It’s 2018, which means it’s time for Year 2 of the Quality Payment Program (QPP).
Having already participated in 2017’s Transition Year, you likely have a general idea of what to expect, but as you may have guessed, CMS made a few changes. Let’s take a look at the QPP Measure modifications affecting your practice in 2018. Preparing for another triumphant year of QPP reporting starts with knowing all of the facts.
2018 Quality Payment Program Changes
In 2017 the Quality category weighed 60% of the final score, but in 2018 it accounts for 50%. There are more than 270 measures available to report on. You select six of those measures, with one being an outcome measure or high priority measure. Alternatively, you may opt to report on a specialty-specific set of measures.
In 2017, measures not receiving data completeness criteria earned three points. Not meeting data completeness criteria in 2018 results in a score of one point. However, under the Burden Reduction Aim, small practices will continue to receive three points, regardless of whether or not they meet the data completeness criteria.
This category is again worth 15% of the total final score for the 2018 performance year. Providers choose from 112 available activities in the inventory. Medium and high weights remain the same as from 2017, with medium weights being worth 10 points and high weights being worth 20 points. A simple “yes” is all that’s required to attest to completing an Improvement Activity.
MIPS eligible clinicians face no changes to the number of activities that they must report on to achieve a total of 40 points for 2018. However, under the Burden Reduction Aim, MIPS eligible clinicians working in small practices or practices in rural areas will continue to report on no more than two activities in order to achieve the highest score.
Advancing Care Information
This category promotes patient engagement and the electronic exchange of information using certified EHR technology. It holds a 25% weight of the total final score for the 2018 Performance Year. This 25% is comprised of Base, Performance, and Bonus Score. There are two measure sets available to choose from based on the EHR edition used in a practice. Under the Burden Reduction Aim, MIPS eligible clinicians are able to use either 2014 or 2015 CEHRT, or a combination of the two, for the Quality Payment Program in 2018. However, eligible clinicians who use only 2015 Edition CEHRT will be able to receive a 10% bonus.

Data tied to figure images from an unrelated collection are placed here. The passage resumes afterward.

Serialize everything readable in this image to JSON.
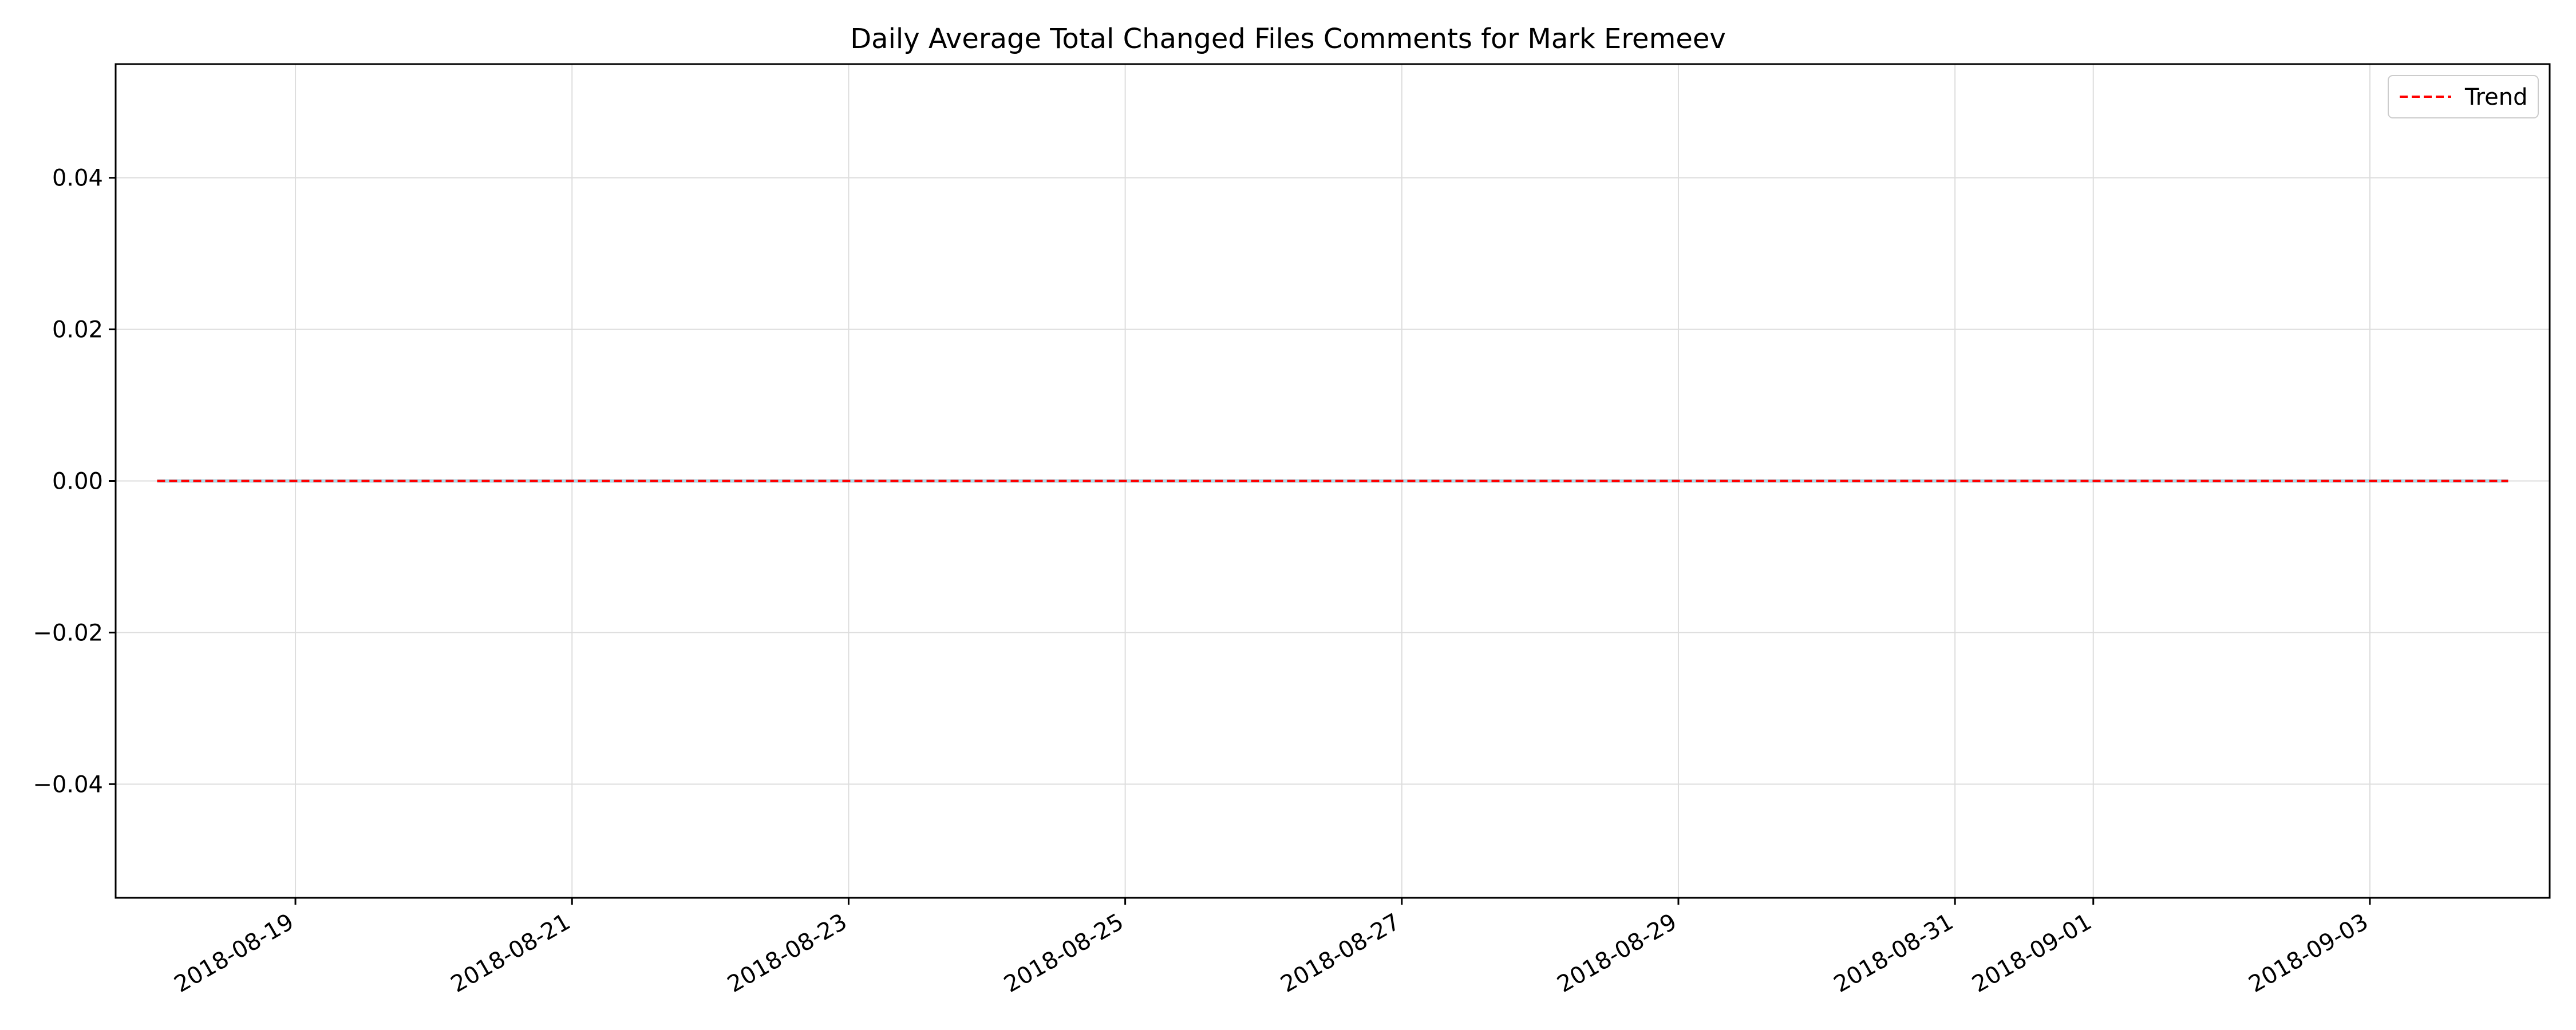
{
  "chart_data": {
    "type": "line",
    "title": "Daily Average Total Changed Files Comments for Mark Eremeev",
    "xlabel": "",
    "ylabel": "",
    "x_axis_type": "date",
    "xlim": [
      "2018-08-17T16:48",
      "2018-09-04T07:12"
    ],
    "ylim": [
      -0.055,
      0.055
    ],
    "x_ticks": [
      "2018-08-19",
      "2018-08-21",
      "2018-08-23",
      "2018-08-25",
      "2018-08-27",
      "2018-08-29",
      "2018-08-31",
      "2018-09-01",
      "2018-09-03"
    ],
    "y_ticks": [
      -0.04,
      -0.02,
      0.0,
      0.02,
      0.04
    ],
    "y_tick_labels": [
      "−0.04",
      "−0.02",
      "0.00",
      "0.02",
      "0.04"
    ],
    "grid": true,
    "legend_position": "top-right",
    "series": [
      {
        "color": "#add8e6",
        "style": "solid",
        "x": [
          "2018-08-18",
          "2018-09-04"
        ],
        "y": [
          0,
          0
        ]
      },
      {
        "name": "Trend",
        "color": "#ff0000",
        "style": "dashed",
        "x": [
          "2018-08-18",
          "2018-09-04"
        ],
        "y": [
          0,
          0
        ]
      }
    ]
  }
}
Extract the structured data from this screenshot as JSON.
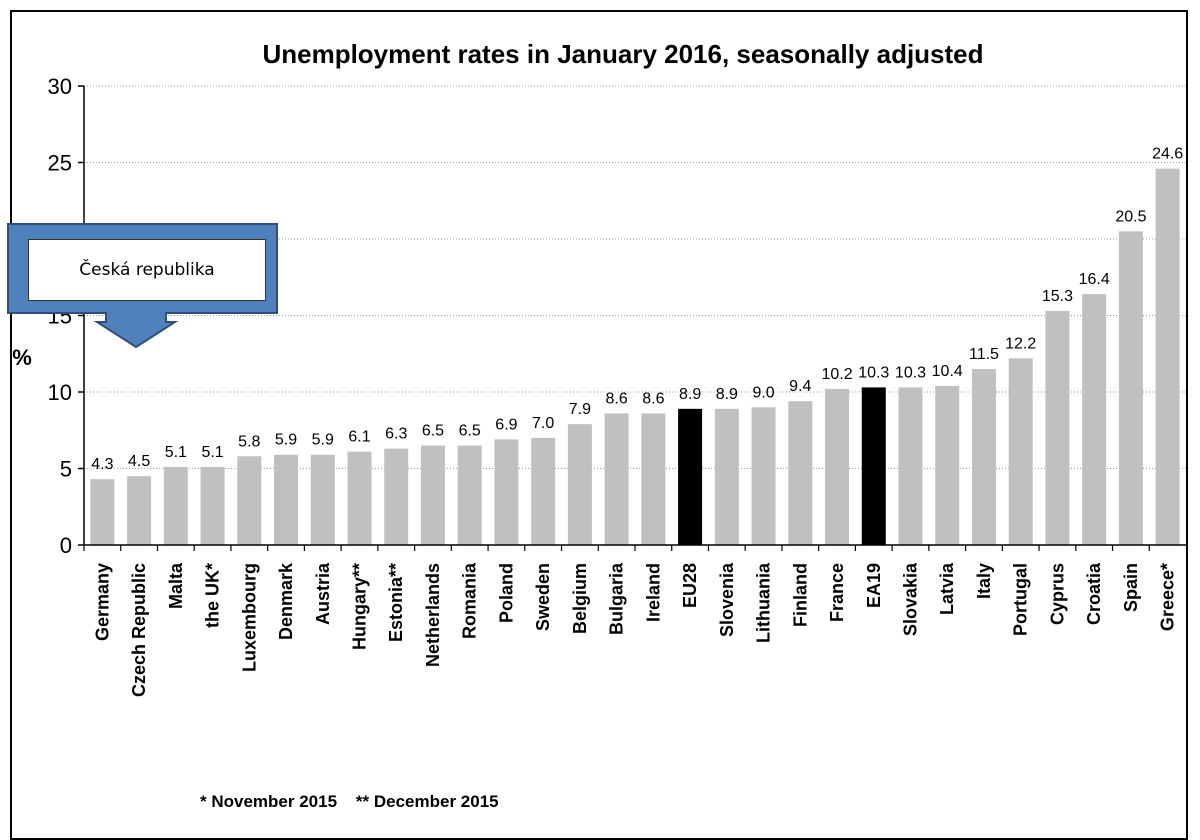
{
  "chart_data": {
    "type": "bar",
    "title": "Unemployment rates in January 2016, seasonally adjusted",
    "ylabel": "%",
    "ylim": [
      0,
      30
    ],
    "yticks": [
      "0",
      "5",
      "10",
      "15",
      "20",
      "25",
      "30"
    ],
    "grid": true,
    "categories": [
      "Germany",
      "Czech Republic",
      "Malta",
      "the UK*",
      "Luxembourg",
      "Denmark",
      "Austria",
      "Hungary**",
      "Estonia**",
      "Netherlands",
      "Romania",
      "Poland",
      "Sweden",
      "Belgium",
      "Bulgaria",
      "Ireland",
      "EU28",
      "Slovenia",
      "Lithuania",
      "Finland",
      "France",
      "EA19",
      "Slovakia",
      "Latvia",
      "Italy",
      "Portugal",
      "Cyprus",
      "Croatia",
      "Spain",
      "Greece*"
    ],
    "values": [
      4.3,
      4.5,
      5.1,
      5.1,
      5.8,
      5.9,
      5.9,
      6.1,
      6.3,
      6.5,
      6.5,
      6.9,
      7.0,
      7.9,
      8.6,
      8.6,
      8.9,
      8.9,
      9.0,
      9.4,
      10.2,
      10.3,
      10.3,
      10.4,
      11.5,
      12.2,
      15.3,
      16.4,
      20.5,
      24.6
    ],
    "value_labels": [
      "4.3",
      "4.5",
      "5.1",
      "5.1",
      "5.8",
      "5.9",
      "5.9",
      "6.1",
      "6.3",
      "6.5",
      "6.5",
      "6.9",
      "7.0",
      "7.9",
      "8.6",
      "8.6",
      "8.9",
      "8.9",
      "9.0",
      "9.4",
      "10.2",
      "10.3",
      "10.3",
      "10.4",
      "11.5",
      "12.2",
      "15.3",
      "16.4",
      "20.5",
      "24.6"
    ],
    "highlighted": [
      "EU28",
      "EA19"
    ],
    "colors": {
      "bar": "#c0c0c0",
      "highlight": "#000000",
      "grid": "#9a9a9a",
      "callout_arrow": "#4f81bd",
      "callout_arrow_border": "#2f4f7a"
    },
    "footnote": "* November 2015    ** December 2015"
  },
  "callout": {
    "label": "Česká republika"
  }
}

There is no change in the base score requirements for the 2018 Performance Year. For the performance score, MIPS eligible clinicians and groups receive 10% for reporting to any one of the Public Health and Clinical Data Registry reporting measures. Also, a 5% bonus score is available for reporting to an additional registry not reported under the performance score. Finally, there is a 10% Advancing Care Information bonus available for completion of at least one of the specified Improvement Activities using CEHRT. This makes the total bonus score available 25%.
The Cost category, new for 2018, counts for 10% of the total final score. Medicare Spending per Beneficiary (MSPB) and total per capita cost measures are included when calculating the Cost performance category score.
Many of the measure categories themselves are the same as in 2017, with the exception of the new Cost category. The changes that have taken place need to be acknowledged and accounted for. Don’t fret, though; the game hasn’t changed, just a few of the plays. Learn the modifications and prepare yourself for another successful year of QPP participation. A positive payment adjustment in 2020 is already in sight.